Petitioner further argues that the AEDPA statute of limitations should be tolled from September 22, 2005 to October 3, 2005 due to a power outage at the prison caused by Hurricane Rita. The court agrees that equitable tolling may be warranted where a hurricane or other natural disaster prevents the timely filing of a federal habeas petition. See Carlisle v. United States, 517 U.S. 416, 436, 116 S.Ct. 1460, 1471, 134 L.Ed.2d 613 (1996) (suggesting that equitable tolling doctrine may apply to excuse untimely filing of meritorious motion due to an "Act of God"). However, during the 11 days the prison was without power, petitioner's application for post-conviction relief was pending in state court.
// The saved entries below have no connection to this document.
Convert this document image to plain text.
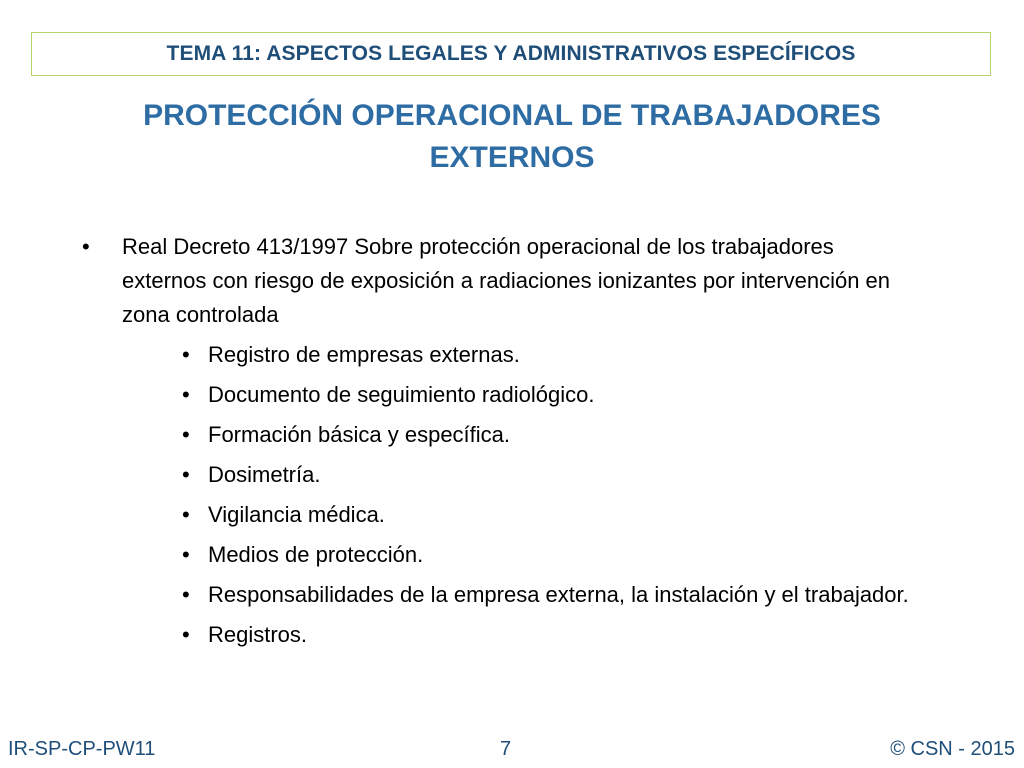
TEMA 11: ASPECTOS LEGALES Y ADMINISTRATIVOS ESPECÍFICOS
PROTECCIÓN OPERACIONAL DE TRABAJADORES EXTERNOS
•	Real Decreto 413/1997 Sobre protección operacional de los trabajadores externos con riesgo de exposición a radiaciones ionizantes por intervención en zona controlada
• Registro de empresas externas.
• Documento de seguimiento radiológico.
• Formación básica y específica.
• Dosimetría.
• Vigilancia médica.
• Medios de protección.
• Responsabilidades de la empresa externa, la instalación y el trabajador.
• Registros.
IR-SP-CP-PW11	7	© CSN - 2015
Therefore, the AEDPA limitations period already was tolled during that period. See 28 U.S.C. § 2244(d)(2). Moreover, petitioner fails to explain why he waited 321 days after his convictions became final to file a state writ. Had petitioner diligently pursued his post-conviction remedies, this case could have been timely-filed. See Coleman v. Johnson, 184 F.3d 398, 404 (5th Cir. 1999), cert. denied, 120 S.Ct. 1564 (2000) (equitable tolling of limitations period requires habeas petitioner to diligently pursue relief); Fisher v. Johnson, 174 F.3d 710, 715 (5th Cir. 1999), cert. denied, 121 S.Ct. 1124 (2001), citing Covey v. Arkansas River Co., 865 F.2d 660, 662 (5th Cir. 1989) ("[E]quity is not intended for those who sleep on their rights.").
RECOMMENDATION
Petitioner's application for writ of habeas corpus is barred by limitations and should be dismissed with prejudice.A copy of this report and recommendation shall be served on all parties in the manner provided by law. Any party may file written objections to the recommendation within 10 days after being served with a copy. See 28 U.S.C. § 636(b)(1); FED. R. CIV. P. 72(b). The failure to file written objections will bar the aggrieved party from appealing the factual findings and legal conclusions of the magistrate judge that are accepted or adopted by the district court, except upon grounds of plain error. See Douglass v. United Services Automobile Ass'n, 79 F.3d 1415, 1417 (5th Cir. 1996).